Well, who is she with?” Anouk’s
neck was craned.

He watched her closely. “Unless my eyes deceive me,
and they usually don’t, she’s with the president-elect’s wife.”


Hmmm.” Anouk forgot herself for a
moment and frowned before remembering the surgeon’s admonition:
frowning causes those facial lines to deepen. Swiftly she cleared
her face of expression.

Merde!
she murmured to herself. She didn’t
like this complication one little bit. Of course, she had heard
that Doris Bucklin and Rosamund Moss were friends. But did she have
to catch the two women lunching together today of all days? That
certainly threw a wrench into her plans. If she approached Doris,
the two women were likely to think that she was trying to suck up
to the First Lady—as if she, Anouk de Riscal, the acknowledged
queen bee of New York society, needed to buzz about doing that!


Well?” Dafydd asked after a
moment.

Anouk turned to him with a blank look. “Well what,
darling?”


What are you waiting for?” He
waved a hand airily. “Don’t mind me. Go on and do your dirty
deed.”


You’re horrible.” She laughed,
getting up.


So are you.”

It took Anouk nearly five minutes to table-hop her
way to the back of the dining room. Everywhere, she had to stop and
acknowledge greetings and exchange a word or two with familiar
smiling faces. But she had developed the quick escape into an art
form. Her “I’ll call you later, darling” was the perfect way to
keep greetings short and sweet. She’d been using the line for so
many years, people swore she’d had it trademarked.

Pretending to have just noticed Doris, she waggled
her glossy fingertips and approached.

Four Secret Service men rose as one to intercept
her. Startled, she frowned and raised her eyebrows at Doris.

Rosamund Moss called them off, and they let Anouk
by.

Anouk’s shameless smile dazzled. “Doris! How
felicitous that I should run into you.”


Y-yes?” Doris Bucklin asked,
flustered. Her face was glowing with embarrassment and her ears
were on fire. Which was understandable, considering she had walked
in on Antonio bent bare-assed over his desk just a short time
earlier and was now face-to-face with the second-to-last person on
earth she wanted to run into—his wife. With an effort, she managed
to recover her aplomb enough to gesture to Roz and say, “Y-you know
Mrs. Moss, I presume?”

Anouk’s beautiful topaz eyes shifted to the new
First Lady. “Only from television and newspapers.” Smiling, she
held out her hand and shook Roz’s warmly. “I’m Anouk de Riscal.
Congratulations on your successful election.”

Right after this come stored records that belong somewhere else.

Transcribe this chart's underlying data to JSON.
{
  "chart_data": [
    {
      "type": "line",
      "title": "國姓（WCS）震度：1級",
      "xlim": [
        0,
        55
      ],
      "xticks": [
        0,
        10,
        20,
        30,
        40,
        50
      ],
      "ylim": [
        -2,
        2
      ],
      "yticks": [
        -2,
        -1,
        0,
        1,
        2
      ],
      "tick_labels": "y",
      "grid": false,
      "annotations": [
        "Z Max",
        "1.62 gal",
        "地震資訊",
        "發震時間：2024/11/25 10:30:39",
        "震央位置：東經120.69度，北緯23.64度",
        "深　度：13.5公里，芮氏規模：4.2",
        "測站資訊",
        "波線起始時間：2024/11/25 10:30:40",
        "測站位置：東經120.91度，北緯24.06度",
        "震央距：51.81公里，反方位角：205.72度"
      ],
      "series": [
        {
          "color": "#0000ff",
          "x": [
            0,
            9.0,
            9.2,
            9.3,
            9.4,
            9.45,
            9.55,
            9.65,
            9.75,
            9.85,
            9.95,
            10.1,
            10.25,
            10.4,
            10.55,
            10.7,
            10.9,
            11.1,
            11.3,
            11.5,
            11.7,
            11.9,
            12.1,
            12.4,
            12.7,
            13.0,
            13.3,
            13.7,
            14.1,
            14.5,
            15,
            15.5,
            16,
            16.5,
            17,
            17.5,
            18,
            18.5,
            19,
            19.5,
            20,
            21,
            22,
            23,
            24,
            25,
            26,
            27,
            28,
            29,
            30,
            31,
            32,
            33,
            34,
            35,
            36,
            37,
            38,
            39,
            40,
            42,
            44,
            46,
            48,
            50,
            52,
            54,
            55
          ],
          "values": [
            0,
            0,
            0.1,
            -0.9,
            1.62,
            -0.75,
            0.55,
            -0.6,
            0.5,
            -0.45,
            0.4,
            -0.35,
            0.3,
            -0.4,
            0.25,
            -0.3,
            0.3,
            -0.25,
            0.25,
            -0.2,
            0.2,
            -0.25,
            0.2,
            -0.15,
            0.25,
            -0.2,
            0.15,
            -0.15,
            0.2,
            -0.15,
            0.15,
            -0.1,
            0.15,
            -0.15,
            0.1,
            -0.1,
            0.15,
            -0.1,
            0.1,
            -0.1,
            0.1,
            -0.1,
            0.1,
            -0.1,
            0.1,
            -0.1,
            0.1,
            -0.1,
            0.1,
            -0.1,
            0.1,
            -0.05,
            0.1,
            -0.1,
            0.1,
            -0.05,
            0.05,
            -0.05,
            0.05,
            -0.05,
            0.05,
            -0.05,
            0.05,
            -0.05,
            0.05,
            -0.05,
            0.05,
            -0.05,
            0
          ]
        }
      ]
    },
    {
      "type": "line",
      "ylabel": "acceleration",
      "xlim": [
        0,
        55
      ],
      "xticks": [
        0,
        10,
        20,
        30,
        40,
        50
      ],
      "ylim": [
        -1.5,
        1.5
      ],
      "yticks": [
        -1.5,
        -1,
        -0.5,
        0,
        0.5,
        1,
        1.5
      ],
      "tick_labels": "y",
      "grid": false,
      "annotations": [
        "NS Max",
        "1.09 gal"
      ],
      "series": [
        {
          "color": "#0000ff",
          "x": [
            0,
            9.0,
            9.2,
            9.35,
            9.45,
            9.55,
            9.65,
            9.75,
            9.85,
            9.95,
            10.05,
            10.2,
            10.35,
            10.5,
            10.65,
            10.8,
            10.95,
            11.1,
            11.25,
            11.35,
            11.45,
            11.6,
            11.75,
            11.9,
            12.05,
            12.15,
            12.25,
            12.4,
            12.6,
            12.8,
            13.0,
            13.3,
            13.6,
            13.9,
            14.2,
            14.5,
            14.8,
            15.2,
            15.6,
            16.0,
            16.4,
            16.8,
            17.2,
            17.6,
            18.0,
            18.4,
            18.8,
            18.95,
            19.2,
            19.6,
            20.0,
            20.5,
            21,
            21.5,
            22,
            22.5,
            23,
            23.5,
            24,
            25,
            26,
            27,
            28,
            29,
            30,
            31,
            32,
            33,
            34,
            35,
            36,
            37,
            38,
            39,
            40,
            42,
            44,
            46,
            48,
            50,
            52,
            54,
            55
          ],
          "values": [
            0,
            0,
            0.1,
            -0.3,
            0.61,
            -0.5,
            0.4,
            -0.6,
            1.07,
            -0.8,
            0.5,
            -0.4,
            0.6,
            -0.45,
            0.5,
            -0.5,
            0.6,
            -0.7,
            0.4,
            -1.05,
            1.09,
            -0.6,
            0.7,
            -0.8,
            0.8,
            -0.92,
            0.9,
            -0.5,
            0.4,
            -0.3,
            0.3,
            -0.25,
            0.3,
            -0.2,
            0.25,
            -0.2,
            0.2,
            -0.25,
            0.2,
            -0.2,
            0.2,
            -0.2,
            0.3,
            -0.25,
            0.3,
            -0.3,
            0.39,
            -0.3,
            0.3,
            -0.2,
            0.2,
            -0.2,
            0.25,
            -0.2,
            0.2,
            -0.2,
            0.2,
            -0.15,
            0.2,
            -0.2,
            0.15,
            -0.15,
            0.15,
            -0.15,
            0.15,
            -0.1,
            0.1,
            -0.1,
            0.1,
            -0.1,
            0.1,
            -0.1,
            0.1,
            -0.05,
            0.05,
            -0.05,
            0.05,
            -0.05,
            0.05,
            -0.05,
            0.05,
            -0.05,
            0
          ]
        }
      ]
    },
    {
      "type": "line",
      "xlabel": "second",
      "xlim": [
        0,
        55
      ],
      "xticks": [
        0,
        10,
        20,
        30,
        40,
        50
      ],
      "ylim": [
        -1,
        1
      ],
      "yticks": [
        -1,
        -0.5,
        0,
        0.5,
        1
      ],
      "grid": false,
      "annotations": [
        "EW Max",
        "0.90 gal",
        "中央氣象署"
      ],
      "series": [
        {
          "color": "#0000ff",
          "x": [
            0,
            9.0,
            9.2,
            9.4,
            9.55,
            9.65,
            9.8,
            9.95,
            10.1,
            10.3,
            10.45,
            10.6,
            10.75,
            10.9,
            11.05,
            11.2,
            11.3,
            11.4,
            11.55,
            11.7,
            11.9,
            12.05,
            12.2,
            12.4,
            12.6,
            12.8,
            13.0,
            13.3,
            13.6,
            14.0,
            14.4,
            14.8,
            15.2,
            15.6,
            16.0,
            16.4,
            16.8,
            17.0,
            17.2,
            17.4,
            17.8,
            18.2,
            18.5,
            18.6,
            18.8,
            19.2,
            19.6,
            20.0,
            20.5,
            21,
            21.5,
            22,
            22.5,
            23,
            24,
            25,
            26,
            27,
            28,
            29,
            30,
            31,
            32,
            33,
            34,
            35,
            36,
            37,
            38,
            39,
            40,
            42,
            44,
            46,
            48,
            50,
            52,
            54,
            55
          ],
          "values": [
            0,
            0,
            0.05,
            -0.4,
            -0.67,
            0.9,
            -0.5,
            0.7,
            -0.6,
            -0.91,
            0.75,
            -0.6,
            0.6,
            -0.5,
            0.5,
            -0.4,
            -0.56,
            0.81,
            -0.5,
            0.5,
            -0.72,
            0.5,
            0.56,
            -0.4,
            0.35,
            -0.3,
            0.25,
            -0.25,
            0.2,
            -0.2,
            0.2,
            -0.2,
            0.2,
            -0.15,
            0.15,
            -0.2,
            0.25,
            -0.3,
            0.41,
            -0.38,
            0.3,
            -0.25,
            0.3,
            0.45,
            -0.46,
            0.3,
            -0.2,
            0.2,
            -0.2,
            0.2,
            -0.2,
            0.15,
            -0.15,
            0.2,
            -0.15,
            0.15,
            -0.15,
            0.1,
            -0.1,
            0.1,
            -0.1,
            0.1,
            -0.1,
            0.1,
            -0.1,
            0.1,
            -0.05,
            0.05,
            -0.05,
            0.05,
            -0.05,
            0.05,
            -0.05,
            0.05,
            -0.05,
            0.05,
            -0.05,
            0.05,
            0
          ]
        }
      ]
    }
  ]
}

Roz laughed. “It wasn’t mine; it was the party’s and
the President’s. But thank you all the same.”


If you like, I’ll get Antonio to
do your wardrobe. For nothing. He would be honored.”


I’m afraid the country wouldn’t
take well to that, Mrs. de Riscal. It would be perceived as a
payoff.” But Roz’s eyes ate up Anouk’s outfit. “I do so love his
designs,” she added wistfully.

Anouk smiled mysteriously and winked. “We will work
something out, then.” Unabashedly she turned back to Doris. “I was
going to call you and apologize, darling. I feel so badly that you
had to suffer such embarrassment because of Klas.”